Клим Иванович Самгин слушал ее веселую болтовню с удовольствием, но он не любил анекдотов, в которых легко можно найти смысл аллегорический. И поэтому он заставил женщину перейти от слов к делу, которое для нее, так же как для него, было всегда приятно.
Он понимал, что надвигаются какие-то новые и крупные события. Для него имел значение тот факт, что празднование трехсотлетнего юбилея царствующей династии в столицах прошло более чем скромно, праздновала провинция, наиболее активная участница событий 1613 года, – Ярославль, Кострома, Нижний-Новгород. Но [и] в провинции праздновали натянуто, неохотно, ограничиваясь молебнами, парадами и подчиняясь террору монархических союзов «Русского народа» и «Михаила Архангела», – было хорошо известно, что командующая роль в этих союзах принадлежит полиции, духовенству и кое-где – городским головам, в большинстве – крупным представителям торговой, а не промышленной буржуазии. Можно было думать, что «народ» правильно оценил бездарность Николая Второго и помнил главнейшие события его царствования – Ходынку, 9 Января, войну с Москвой, расстрел на Лене, бесчисленные массовые убийства крестьян и рабочих. Европейские короли, родственники Романовых, отнеслись к этому юбилею тоже очень осторожно, должно быть, считаясь с отношениями царя и Думы, представляющей интересы крупной буржуазии. В общем было ясно, что самодержавие отжило свой век не только политически и морально, но и физически, наследник престола неизлечимо болен болезнью дегенератов. И, очевидно, будет война, которая, окончательно уничтожив царизм, заменит его республикой.
Клим Иванович Самгин был недостаточно реалистичен для того, чтоб ясно представить себя в будущем. Он и не пытался делать это. Но он уже не один раз ставил пред собой вопрос: не пора ли включиться в партию. Но среди существующих партий он не видел ни одной, достаточно крепко организованной и способной обеспечить ему место, достойное его. Обеспечить – не может, но способна компрометировать каким-нибудь актом, вроде поездки ка-де в Выборг.
Он внимательно следил за жизнью Думы, посещал ее, и ему казалось, что все партии реорганизуются, подвигаясь в общем налево. Конференция ка-де признала необходимым: демократизировать избирательные права, реформировать Государственный совет, требовать ответственного министерства.

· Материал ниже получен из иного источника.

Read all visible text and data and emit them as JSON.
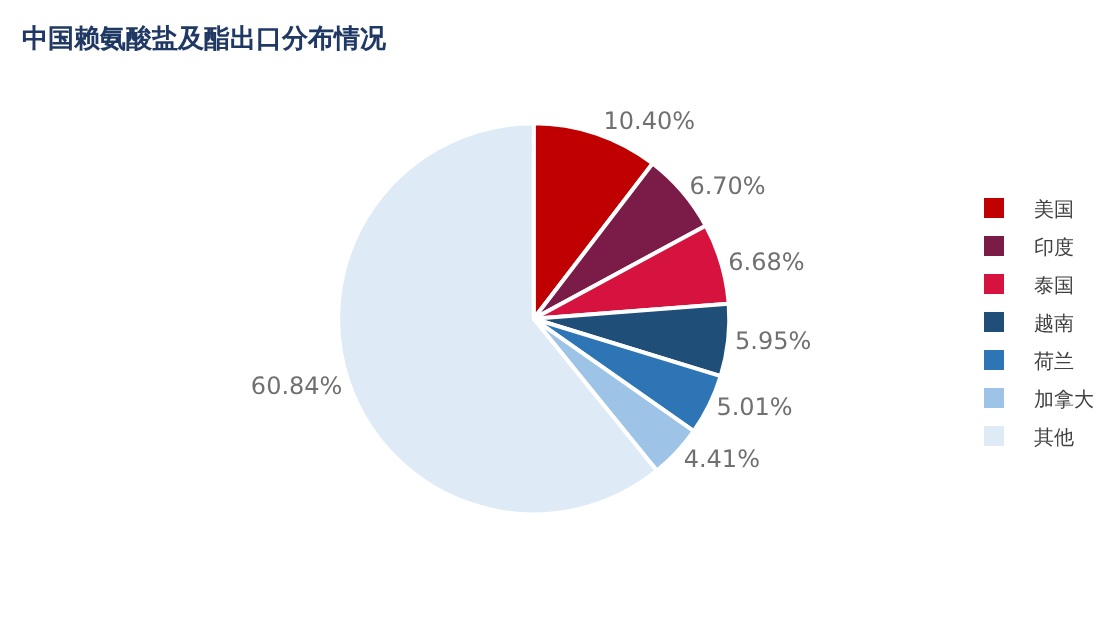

Раскололись «октябристы» на «левых», «земцев» и «правых». «Октябрист» Гучков публично заявил, что «правительство ведет страну к катастрофе». Не меньшее значение имели съезды: приказчиков, десятидневный – учителей, городских деятелей и сельскохозяйственный. Дронов ликовал:
– Демократия пошевеливается!
Он становился все богаче, это явно было по разнообразию и добротности костюмов, по осанке дельца, по рассказам его.
– У Тагильского оказалась жена, да – какая! – он закрыл один глаз и протяжно свистнул. – Стиль модерн, ни одного естественного движения, говорит голосом умирающей. Я попал к ней по объявлению: продаются книги. Книжки, брат, замечательные. Все наши классики, переплеты от Шелля или Шнелля, чорт его знает! Семьсот целковых содрала. Я сказал ей, что был знаком с ее мужем, а она спросила: «Да?» И – больше ни звука о нем, стерва!
– Тебе жениться надобно, – посоветовал Самгин. Дронов удивился:
– Как это? А – Тоська? Я, брат, ее выручу, скоро. Мне уже категорически обещали.
– Она к большевикам уйдет, – поддразнивал Самгин, не веря ему. Дронов, вопросительно глядя на него, помолчал и вдруг сказал:
– Ну так – что? И я тоже с ней. Литературу издавать будем. Толстую литературу.
Он недавно начал курить, и это очень не шло к нему, – коротенький, круглый, он, с папиросой в зубах, напоминал о самоваре. И в эту минуту, неловко закуривая, сморщив лицо, он продолжал:
– Я, знаешь, думаю, что у нас рабочие-то за Лениным пойдут, – уж очень соблазнительно ясно доказывает он необходимость диктатуры пролетариата…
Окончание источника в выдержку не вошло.